Vicente Ferrer, una de las figuras mundiales más relevantes del siglo en el ámbito de la cooperación, ha muerto a la edad de 89 años acompañado de su familia y colaboradores más allegados en su domicilio de Anantapur, donde llevaba trabajando los últimos 40 años de su vida para combatir la pobreza y las desigualdades sociales. Serias complicaciones respiratorias y cardíacas como consecuencia del accidente vascular cerebral que sufrió el pasado 19 de marzo han sido las causas de su fallecimiento. La fundación que creó y que lleva su nombre ha beneficiado a más de dos millones de personas del distrito de Anantapur.

La Fundación Vicente Ferrer ha habilitado en su página web un espacio para recordarlo en el que los usuarios pueden dejar sus mensajes de condolencia. Su muerte significa una gran pérdida para la humanidad y en especial para los grupos de población más vulnerables, ya que Ferrer entendía que la paz no es sólo la ausencia de conflictos sino también la lucha contra la discriminación, el sufrimiento y la pobreza. En esta lucha invirtió toda su vida.

A través de su forma de pensar y actuar, Vicente Ferrer ha sido capaz de movilizar las conciencias de miles de personas en la lucha por erradicar las desigualdades sociales, transmitiendo su compromiso y entusiasmo a miles de personas que, día a día, trabajan y colaboran por la misma causa en la India y en España.

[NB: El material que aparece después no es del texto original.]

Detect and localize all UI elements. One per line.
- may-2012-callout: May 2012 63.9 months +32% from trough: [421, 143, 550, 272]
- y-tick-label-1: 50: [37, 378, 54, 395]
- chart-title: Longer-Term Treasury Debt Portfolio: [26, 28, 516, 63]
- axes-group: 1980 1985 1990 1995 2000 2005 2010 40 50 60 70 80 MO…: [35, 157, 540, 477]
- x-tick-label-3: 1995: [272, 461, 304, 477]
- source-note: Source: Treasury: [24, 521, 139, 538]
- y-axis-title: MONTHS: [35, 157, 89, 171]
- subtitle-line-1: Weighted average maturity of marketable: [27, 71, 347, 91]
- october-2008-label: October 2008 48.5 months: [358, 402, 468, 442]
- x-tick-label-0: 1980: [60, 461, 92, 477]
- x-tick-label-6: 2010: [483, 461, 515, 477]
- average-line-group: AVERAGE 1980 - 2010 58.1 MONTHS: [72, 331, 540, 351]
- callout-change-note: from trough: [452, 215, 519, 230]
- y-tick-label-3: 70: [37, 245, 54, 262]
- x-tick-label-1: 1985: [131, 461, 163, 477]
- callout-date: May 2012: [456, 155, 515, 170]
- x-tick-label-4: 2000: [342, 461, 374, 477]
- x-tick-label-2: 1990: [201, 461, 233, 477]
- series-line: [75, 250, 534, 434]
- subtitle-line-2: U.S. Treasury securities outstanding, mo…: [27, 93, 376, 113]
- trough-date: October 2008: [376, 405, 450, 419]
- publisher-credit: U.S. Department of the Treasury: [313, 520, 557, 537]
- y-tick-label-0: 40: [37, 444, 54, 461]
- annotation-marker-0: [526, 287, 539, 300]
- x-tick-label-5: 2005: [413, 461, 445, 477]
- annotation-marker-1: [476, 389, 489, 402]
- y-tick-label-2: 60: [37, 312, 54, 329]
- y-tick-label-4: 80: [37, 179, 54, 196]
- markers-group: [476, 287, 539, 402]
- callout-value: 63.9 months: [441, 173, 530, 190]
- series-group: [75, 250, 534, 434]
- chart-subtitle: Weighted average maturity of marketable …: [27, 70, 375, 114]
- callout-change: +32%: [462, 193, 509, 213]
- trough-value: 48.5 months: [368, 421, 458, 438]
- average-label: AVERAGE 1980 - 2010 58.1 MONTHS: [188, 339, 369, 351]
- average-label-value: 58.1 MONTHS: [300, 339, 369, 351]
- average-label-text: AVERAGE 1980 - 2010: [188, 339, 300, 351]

La Fundación Vicente Ferrer

A través de la Fundación que presidió hasta el día de su muerte, Vicente Ferrer articuló en Anantapur (estado de Andhra Pradesh, India) un pionero sistema de proyectos de desarrollo integral basado en seis áreas de trabajo: educación, vivienda, mujer, sanidad, ecología y personas con discapacidad. En la actualidad, este proyecto se extiende entre 2.287 pueblos y beneficia a dos millones y medio de personas de las comunidades dálits o intocables y de los grupos tribales y otras castas desfavorecidas del país.

Una vida dedicada a los desfavorecidos

Vicente Ferrer, humanista nacido en Barcelona el 9 de abril de 1920, pionero en la elaboración de proyectos de desarrollo integral, lucha en 1936 con el frente republicano afiliado al POUM donde participa en la batalla del Ebro. Al terminar la guerra empieza estudios de Derecho, que abandona para entrar a formar parte de la Compañía de Jesús.

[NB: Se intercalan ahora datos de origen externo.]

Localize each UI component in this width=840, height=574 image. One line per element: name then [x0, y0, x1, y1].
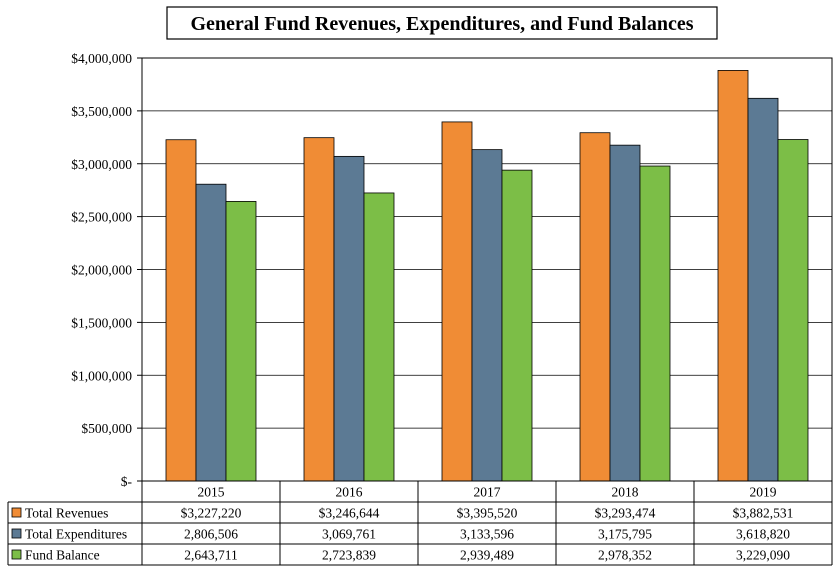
bar [441, 121, 473, 482]
y-tick-label: $2,500,000 [71, 210, 132, 225]
data-label: 3,069,761 [322, 527, 376, 542]
data-label: $3,395,520 [457, 506, 518, 521]
bar [333, 155, 365, 482]
data-label: 2,643,711 [184, 548, 238, 563]
legend-swatch [11, 549, 22, 560]
data-label: 2,978,352 [598, 548, 652, 563]
bar [225, 201, 257, 482]
bar [501, 169, 533, 482]
data-label: $3,293,474 [595, 506, 656, 521]
bar [303, 137, 335, 482]
chart-title: General Fund Revenues, Expenditures, and… [190, 13, 693, 35]
y-tick-label: $- [121, 474, 133, 489]
data-label: 2,939,489 [460, 548, 514, 563]
data-label: 3,229,090 [736, 548, 790, 563]
bar [717, 70, 749, 482]
bars [165, 70, 809, 482]
bar [609, 144, 641, 482]
legend-swatch [11, 528, 22, 539]
data-label: 3,133,596 [460, 527, 514, 542]
x-tick-label: 2019 [750, 485, 777, 500]
data-table: 2015 2016 2017 2018 2019 Total Revenues $3,227… [7, 480, 833, 566]
legend-label: Fund Balance [25, 548, 100, 563]
chart-title-box: General Fund Revenues, Expenditures, and… [166, 6, 718, 40]
bar [195, 183, 227, 482]
y-tick-label: $1,000,000 [71, 368, 132, 383]
bar [639, 165, 671, 482]
data-label: 2,723,839 [322, 548, 376, 563]
data-label: $3,227,220 [181, 506, 242, 521]
data-label: 2,806,506 [184, 527, 238, 542]
data-label: $3,882,531 [733, 506, 794, 521]
y-tick-label: $3,000,000 [71, 157, 132, 172]
bar [471, 149, 503, 482]
x-tick-label: 2017 [474, 485, 501, 500]
y-tick-label: $500,000 [81, 421, 132, 436]
x-tick-label: 2016 [336, 485, 363, 500]
data-label: 3,175,795 [598, 527, 652, 542]
y-tick-label: $4,000,000 [71, 51, 132, 66]
y-axis: $- $500,000 $1,000,000 $1,500,000 $2,000,000… [71, 51, 142, 489]
data-label: $3,246,644 [319, 506, 380, 521]
data-label: 3,618,820 [736, 527, 790, 542]
bar [777, 139, 809, 482]
legend-label: Total Revenues [25, 506, 108, 521]
y-tick-label: $2,000,000 [71, 263, 132, 278]
bar [165, 139, 197, 482]
legend-label: Total Expenditures [25, 527, 127, 542]
bar [747, 97, 779, 482]
y-tick-label: $3,500,000 [71, 104, 132, 119]
bar [363, 192, 395, 482]
legend-swatch [11, 507, 22, 518]
bar [579, 132, 611, 482]
x-tick-label: 2018 [612, 485, 639, 500]
x-tick-label: 2015 [198, 485, 225, 500]
y-tick-label: $1,500,000 [71, 315, 132, 330]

En 1952 viaja a Mumbai como misionero jesuita para completar su formación espiritual, y conoce de primera mano la situación de los pobres en la India. Desde ese momento dedicará toda su vida a mejorar la situación de los más pobres del país. Ferrer pone en funcionamiento diferentes procedimientos de organización entre pequeñas cooperativas para abastecer de agua a la comunidad y fomentar los cultivos, construir un hospital y escuelas para casi un millar de personas.

Sin embargo en 1968 las clases dirigentes fuerzan su expulsión ya que ven amenazados sus intereses. En 1969 la movilización de más de 30.000 campesinos junto a políticos como Indira Gandhi, intelectuales y líderes religiosos permiten su regreso junto a seis voluntarios en una de las regiones más pobres y áridas del país: Anantapur. Ese mismo año abandona la Compañía de Jesús y contrae matrimonio con Anne Perry, periodista inglesa seguidora del misionero desde el conflicto de su expulsión, con quien crea la Fundación Vicente Ferrer.

Durante su larga vida, Vicente Ferrer ha recibido diferentes reconocimientos a su trabajo, como el Premio Príncipe de Asturias a la Concordia (1998), la Creu de Sant Jordi de la Generaliat de Catalunya (2000) o la Gran Cruz de la Orden Civil de la Solidaridad del Ministerio de Trabajo y Asuntos Sociales de España (2002). Hoy figura entre los finalistas al premio Català de l’Any y se está promoviendo la candidatura de la Fundación Vicente Ferrer para el Premio Nobel de la Paz.

«Tengo muy claro que ninguna acción buena se pierde en este mundo. En algún lugar quedará para siempre.»